Merauke, or rather along the coast of Lampu Satu, is one of many densely populated housings, almost all inhabited by fishermen and their families. Around the shoreline, hundreds of fishing boats operating in the Arafura and Aru seas area line up neatly, waiting for sufficient supplies to return to the sea. Based on our brief survey, we found information that some residents keep sawfish rostrums in their homes. Therefore, Sawfish Indonesia and Sawfish Trackers combed residents’ houses in each alley at Lampu Satu to find and record the rostrum.
Our trip started in the afternoon when the sun was not too hot. We patiently walked along the narrow streets around the alley. It wasn’t long before we finally found the first house, which held two rostrums. The rostrum comes from the species of narrow sawfish (Anoxypristis cuspidata). Unfortunately, at that time, the house owner was out at sea, so we did not get further information. However, we received clarification from the homeowner’s son that the rostrum was caught at the end of 2021. We immediately conducted an examination and took tissue samples after obtaining permission.
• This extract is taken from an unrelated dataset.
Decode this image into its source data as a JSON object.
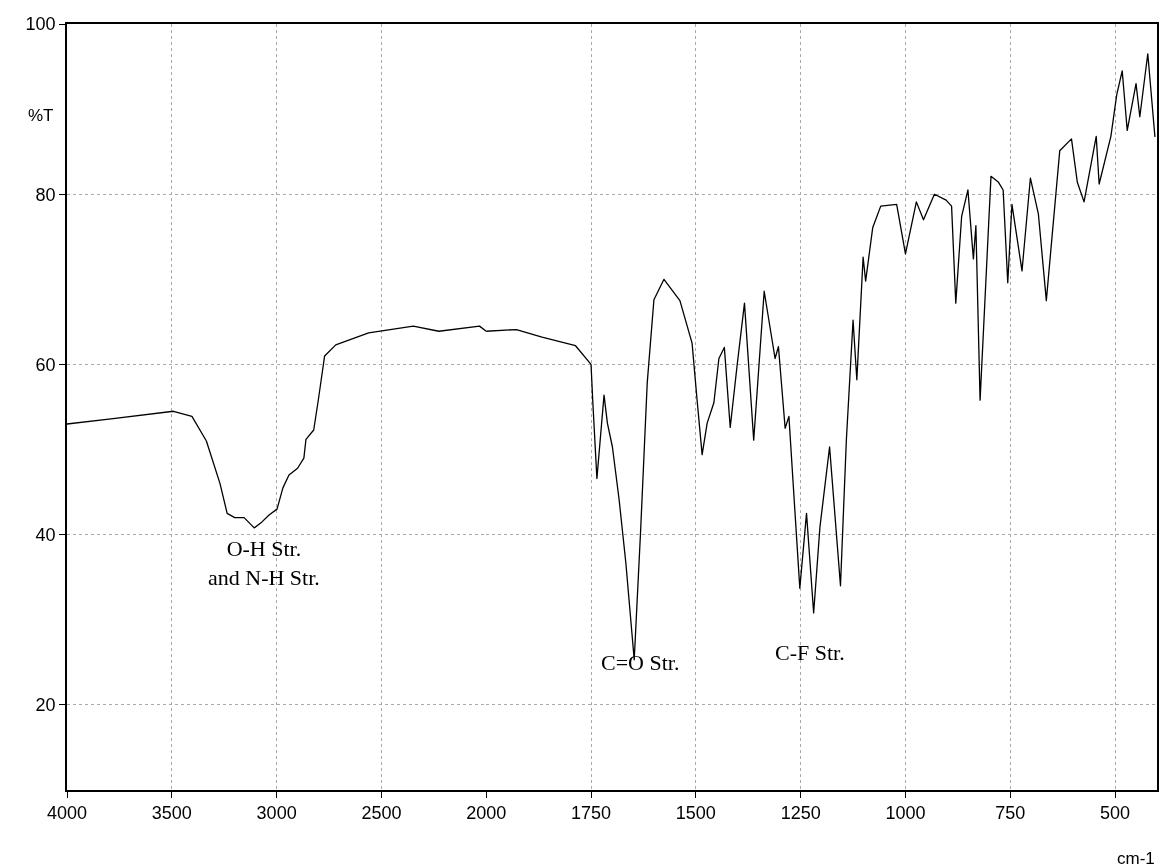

Our inspection continues to the next alley. Even though this alley is smaller than the previous one, we are happy with the enthusiastic people informing us that their house has a rostrum stored in it. From that alley, at least seven rostrums were examined, one of which surprised us. How could not? A rostrum from largetooth sawfish (Pristis pristis) had been caught at the Indonesia-Australia border a few weeks before being handed over to us. I don’t know how I felt at that time. Should I be sad or salute the fisher who finally handed over that rostrum?
At the end of the trip on the Lampu Satu coast, there were at least 14 rostrums that we had identified. But I firmly believe there are still a lot of stored rostrums that we haven’t had the chance to check. What we got was just like the iceberg phenomenon. But from this fact, we have realized that our work as a conservation organization is still very much. The sawfish threat is real, and we need various parties to help us protect and preserve this incredible water creature.